Espaço do Diário do Minho

O deus sol e a medicina

27 Out 2021
Ana Isabel Fernandes Pereira

  • O que é vitamina D, como a produzimos

A vitamina D é uma vitamina responsável pela absorção de cálcio, magnésio e fosfato, sendo fundamental para a regulação do metabolismo do osso e de muitas outras funções, como o funcionamento do sistema imunitário, respiratório e muscular.

Podemos obter vitamina D por duas formas: pela exposição da pele ao sol, que converte pró-vitamina D em pré-vitamina D, que, posteriormente, é metabolizada no fígado e rim até se obter a sua forma ativa; e pela ingestão de alimentos ricos em vitamina D.

  • Alimentos ricos em vitamina D

A exposição solar adequada e a alimentação equilibrada são suficientes para garantir os níveis necessários de vitamina D. Os peixes gordos, como o salmão, o atum e a sardinha, os cogumelos-shitake, a gema do ovo e o tradicional óleo de fígado de bacalhau, são alimentos ricos em vitamina D. O sumo de laranja, os cereais de pequeno-almoço e os laticínios (queijo, manteiga e iogurtes), constituem outros alimentos enriquecidos com esta vitamina.

  • O que fazer para ter níveis adequados de vitamina D

Segundo a DGS, a exposição das mãos e da face ao sol, de forma segura, entre 20 a 30 minutos, 2 a 3 vezes por semana, poderá fornecer níveis adequados de vitamina D, particularmente em populações vulneráveis como as crianças e os idosos. Assim, de forma a assegurar níveis adequados de vitamina D, dever-se-á promover a prática de atividades ao ar livre, de preferência nas horas de menor radiação.

Estudos revelam que o protetor solar não diminui de forma significativa a produção desta vitamina pela pele, pelo que se pode usar sem restrições, mesmo no inverno.

  • Quem deve fazer suplementação com vitamina D

Quando se coloca a questão de quem deve fazer a suplementação com vitamina D, a DGS recomenda-a a todas as crianças no primeiro ano de vida.

Em países soalheiros, como Portugal, a toma destes suplementos por pessoas de outras idades é, na maioria dos casos, desnecessária, estando apenas reservada para pessoas que tenham problemas de absorção intestinal ou de insuficiência hepática ou renal, e pessoas com dietas vegetarianas que excluam os produtos lácteos ou pessoas com estilos de vida que comprometam a síntese cutânea desta vitamina.

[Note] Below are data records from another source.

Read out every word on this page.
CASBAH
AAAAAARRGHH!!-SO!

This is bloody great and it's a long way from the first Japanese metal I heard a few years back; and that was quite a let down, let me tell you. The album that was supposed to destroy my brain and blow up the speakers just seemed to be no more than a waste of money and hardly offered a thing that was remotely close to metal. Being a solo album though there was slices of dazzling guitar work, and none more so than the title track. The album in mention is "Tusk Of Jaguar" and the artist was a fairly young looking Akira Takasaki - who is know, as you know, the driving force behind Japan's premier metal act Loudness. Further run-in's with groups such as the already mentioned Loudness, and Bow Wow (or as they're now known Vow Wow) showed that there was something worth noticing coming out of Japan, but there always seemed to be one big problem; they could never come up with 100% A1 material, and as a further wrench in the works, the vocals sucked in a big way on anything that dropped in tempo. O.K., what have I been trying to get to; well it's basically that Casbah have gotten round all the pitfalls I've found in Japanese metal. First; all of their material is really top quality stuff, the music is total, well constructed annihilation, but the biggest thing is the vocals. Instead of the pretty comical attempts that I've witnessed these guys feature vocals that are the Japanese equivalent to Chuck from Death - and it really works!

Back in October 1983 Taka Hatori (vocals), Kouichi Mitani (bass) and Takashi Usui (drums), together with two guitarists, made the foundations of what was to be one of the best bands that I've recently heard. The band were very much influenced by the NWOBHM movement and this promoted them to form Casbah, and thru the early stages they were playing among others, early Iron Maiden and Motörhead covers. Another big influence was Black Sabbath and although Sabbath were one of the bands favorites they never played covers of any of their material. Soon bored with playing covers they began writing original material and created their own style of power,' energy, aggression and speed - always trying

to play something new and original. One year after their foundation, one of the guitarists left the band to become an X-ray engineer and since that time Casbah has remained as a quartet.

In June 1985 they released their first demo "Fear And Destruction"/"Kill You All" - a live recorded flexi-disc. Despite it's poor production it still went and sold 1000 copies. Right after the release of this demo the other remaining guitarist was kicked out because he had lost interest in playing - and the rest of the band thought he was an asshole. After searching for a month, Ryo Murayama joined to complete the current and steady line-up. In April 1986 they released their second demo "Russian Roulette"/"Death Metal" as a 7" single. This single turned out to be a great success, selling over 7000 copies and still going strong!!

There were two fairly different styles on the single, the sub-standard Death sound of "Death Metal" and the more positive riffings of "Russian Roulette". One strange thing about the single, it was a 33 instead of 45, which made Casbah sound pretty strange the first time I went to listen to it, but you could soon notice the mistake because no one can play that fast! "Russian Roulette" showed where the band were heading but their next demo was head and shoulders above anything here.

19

Não existem estudos que provem que os suplementos de vitamina D previnem doenças crónicas, e a toma de suplementos sem necessidade pode originar efeitos adversos.

  • Não está preconizado rastreio de vitamina D. Porquê?

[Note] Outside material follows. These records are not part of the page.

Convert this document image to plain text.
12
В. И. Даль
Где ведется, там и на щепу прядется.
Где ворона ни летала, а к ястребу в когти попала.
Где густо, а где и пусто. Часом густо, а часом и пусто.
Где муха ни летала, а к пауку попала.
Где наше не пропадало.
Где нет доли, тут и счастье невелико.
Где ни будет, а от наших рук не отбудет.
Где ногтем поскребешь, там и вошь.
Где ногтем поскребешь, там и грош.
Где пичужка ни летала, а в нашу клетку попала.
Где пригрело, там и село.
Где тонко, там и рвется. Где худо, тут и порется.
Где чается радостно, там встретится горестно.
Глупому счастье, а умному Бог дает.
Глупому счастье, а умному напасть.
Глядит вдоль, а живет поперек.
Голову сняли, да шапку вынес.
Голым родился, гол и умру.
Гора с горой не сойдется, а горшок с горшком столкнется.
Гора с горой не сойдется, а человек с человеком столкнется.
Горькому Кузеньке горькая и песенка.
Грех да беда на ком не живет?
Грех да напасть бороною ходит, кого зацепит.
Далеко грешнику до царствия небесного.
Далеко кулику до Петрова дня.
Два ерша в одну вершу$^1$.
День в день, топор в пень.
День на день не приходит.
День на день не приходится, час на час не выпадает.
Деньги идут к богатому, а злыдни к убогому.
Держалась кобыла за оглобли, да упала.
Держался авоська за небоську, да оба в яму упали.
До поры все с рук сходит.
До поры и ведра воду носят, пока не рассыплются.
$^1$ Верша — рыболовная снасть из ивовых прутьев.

Atualmente, não existe nenhum rastreio para o défice de vitamina D e, à luz da evidência científica, a sua determinação não deve ser feita de forma oportunística, ou seja, acrescentada a um pedido de análises que se vá realizar por outro motivo. Tal deve-se ao facto de existirem diversos métodos laboratoriais para a determinação de vitamina D. Não existe consenso mundial quanto aos valores de referência a considerar, uma vez que se acredita que esses valores ditos normais, variam entre as diferentes populações.

  • Uma palavra para a pandemia e menor exposição solar

Neste período pandémico, foi evidenciado que, com o confinamento obrigatório, nos tornamos mais sedentários e restritos às nossas casas, com consequente menor exposição solar. Como deveremos atuar? Um conselho: participe em atividades ao ar livre, leia o seu jornal a apanhar o bom sol do fim da tarde.